M. Donald J. Trump a été régulièrement et de manière explicite et musclée contre la présence de l’application Tik Tok aux États-Unis. C’est un point de vue qu’il a d’abord exprimé en juin 2020, alors qu’il était président des États-Unis. Son argument principal était alors que Tik Tok représentait un risque à la sécurité nationale de son pays, puisque Byte Dance, la compagnie propriétaire, étant basée en Chine, était obligée de se soumettre à la China Internet Security Law qui donne le pouvoir au Parti communiste chinois d’accéder librement aux informations collectées par Tik Tok.
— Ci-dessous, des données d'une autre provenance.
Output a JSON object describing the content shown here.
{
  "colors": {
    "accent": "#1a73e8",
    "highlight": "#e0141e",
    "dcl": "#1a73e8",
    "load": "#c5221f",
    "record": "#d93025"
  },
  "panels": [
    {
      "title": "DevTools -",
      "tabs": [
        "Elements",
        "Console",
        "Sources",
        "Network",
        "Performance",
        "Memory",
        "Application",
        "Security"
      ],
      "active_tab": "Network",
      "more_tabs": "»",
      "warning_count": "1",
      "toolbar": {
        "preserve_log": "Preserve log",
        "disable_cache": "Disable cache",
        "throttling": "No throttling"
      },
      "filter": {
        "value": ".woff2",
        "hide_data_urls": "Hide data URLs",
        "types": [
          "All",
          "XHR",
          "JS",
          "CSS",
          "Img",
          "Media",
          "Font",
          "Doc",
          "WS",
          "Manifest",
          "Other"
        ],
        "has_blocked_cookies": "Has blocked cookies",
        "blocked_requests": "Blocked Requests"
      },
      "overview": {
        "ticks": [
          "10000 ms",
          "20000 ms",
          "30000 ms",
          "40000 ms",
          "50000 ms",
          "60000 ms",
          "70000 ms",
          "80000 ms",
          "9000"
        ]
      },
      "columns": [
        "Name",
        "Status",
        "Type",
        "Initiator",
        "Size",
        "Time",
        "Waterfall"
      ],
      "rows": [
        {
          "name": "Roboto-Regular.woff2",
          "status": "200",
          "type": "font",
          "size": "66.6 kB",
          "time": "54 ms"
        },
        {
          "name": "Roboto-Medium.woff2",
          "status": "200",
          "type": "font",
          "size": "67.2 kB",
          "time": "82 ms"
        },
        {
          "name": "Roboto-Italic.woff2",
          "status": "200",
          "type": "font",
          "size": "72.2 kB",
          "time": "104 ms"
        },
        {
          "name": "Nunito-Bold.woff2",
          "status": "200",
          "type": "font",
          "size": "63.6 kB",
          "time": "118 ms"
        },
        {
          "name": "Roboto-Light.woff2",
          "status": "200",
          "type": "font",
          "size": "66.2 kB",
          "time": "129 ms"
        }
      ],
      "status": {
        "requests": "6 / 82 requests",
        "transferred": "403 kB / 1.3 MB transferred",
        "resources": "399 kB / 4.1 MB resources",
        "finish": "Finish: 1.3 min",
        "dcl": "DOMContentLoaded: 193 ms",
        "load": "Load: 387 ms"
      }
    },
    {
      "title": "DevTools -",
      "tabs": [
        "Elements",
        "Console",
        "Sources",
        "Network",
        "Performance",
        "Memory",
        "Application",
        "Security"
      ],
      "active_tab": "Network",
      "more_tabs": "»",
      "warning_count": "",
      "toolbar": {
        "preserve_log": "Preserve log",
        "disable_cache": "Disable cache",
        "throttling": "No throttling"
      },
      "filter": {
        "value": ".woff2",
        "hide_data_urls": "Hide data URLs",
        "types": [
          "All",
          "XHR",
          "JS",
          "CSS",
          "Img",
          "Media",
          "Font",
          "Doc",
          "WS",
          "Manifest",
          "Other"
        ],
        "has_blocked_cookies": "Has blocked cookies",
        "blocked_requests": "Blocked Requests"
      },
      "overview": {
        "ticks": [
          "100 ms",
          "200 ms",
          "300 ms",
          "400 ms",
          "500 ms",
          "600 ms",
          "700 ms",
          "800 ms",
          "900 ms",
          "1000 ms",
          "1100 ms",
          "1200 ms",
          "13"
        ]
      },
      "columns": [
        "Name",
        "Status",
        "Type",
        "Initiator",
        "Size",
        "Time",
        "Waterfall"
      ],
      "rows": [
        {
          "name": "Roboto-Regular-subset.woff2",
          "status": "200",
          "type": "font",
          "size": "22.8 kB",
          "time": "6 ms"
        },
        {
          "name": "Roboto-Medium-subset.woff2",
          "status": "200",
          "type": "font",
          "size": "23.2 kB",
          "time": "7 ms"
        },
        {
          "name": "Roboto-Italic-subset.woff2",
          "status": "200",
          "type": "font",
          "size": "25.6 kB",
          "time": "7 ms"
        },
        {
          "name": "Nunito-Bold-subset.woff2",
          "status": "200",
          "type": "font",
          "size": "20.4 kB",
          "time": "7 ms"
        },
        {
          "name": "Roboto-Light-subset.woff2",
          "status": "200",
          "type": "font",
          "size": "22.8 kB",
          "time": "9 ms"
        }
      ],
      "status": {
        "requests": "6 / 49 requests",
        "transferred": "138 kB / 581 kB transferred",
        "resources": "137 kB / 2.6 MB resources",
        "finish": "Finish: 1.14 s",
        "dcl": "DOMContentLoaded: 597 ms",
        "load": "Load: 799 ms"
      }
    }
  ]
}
La crainte exprimée par Trump prit la forme, en juillet 2020 d’un ordre exécutif menaçant de bannir Tik Tok sous les 45 jours (plus tard, 90 jours) si Byte Dance ne vendait pas son contrôle à des investisseurs approuvés par la Maison Blanche. Des discussions furent d’ailleurs entamées par Microsoft et Oracle pour un rachat éventuel, mais Trump indiquait éventuellement qu’il s’opposerait, sans dire pourquoi, à un rachat par une compagnie américaine.

Le fait est que Tik Tok introduisit deux cas en justice, principalement sous les 1er et 5e amendements, contre l’administration Trump et le secrétaire au Commerce, arguant, entre autres, que l’Executive Order, dans une année électorale, se voulait surtout être une punition pour certaines vidéos bouffonnant la campagne présidentielle de Trump et, qu’à défaut, cette initiative le montrerait comme un président fort, tenant la dragée haute face à la Chine. Il ne faut pas oublier d’ailleurs les accusations, il est vrai tardives, de Trump contre la Chine (*) à l’époque, accusant cette dernière d’être responsable de la pandémie planétaire du coronavirus.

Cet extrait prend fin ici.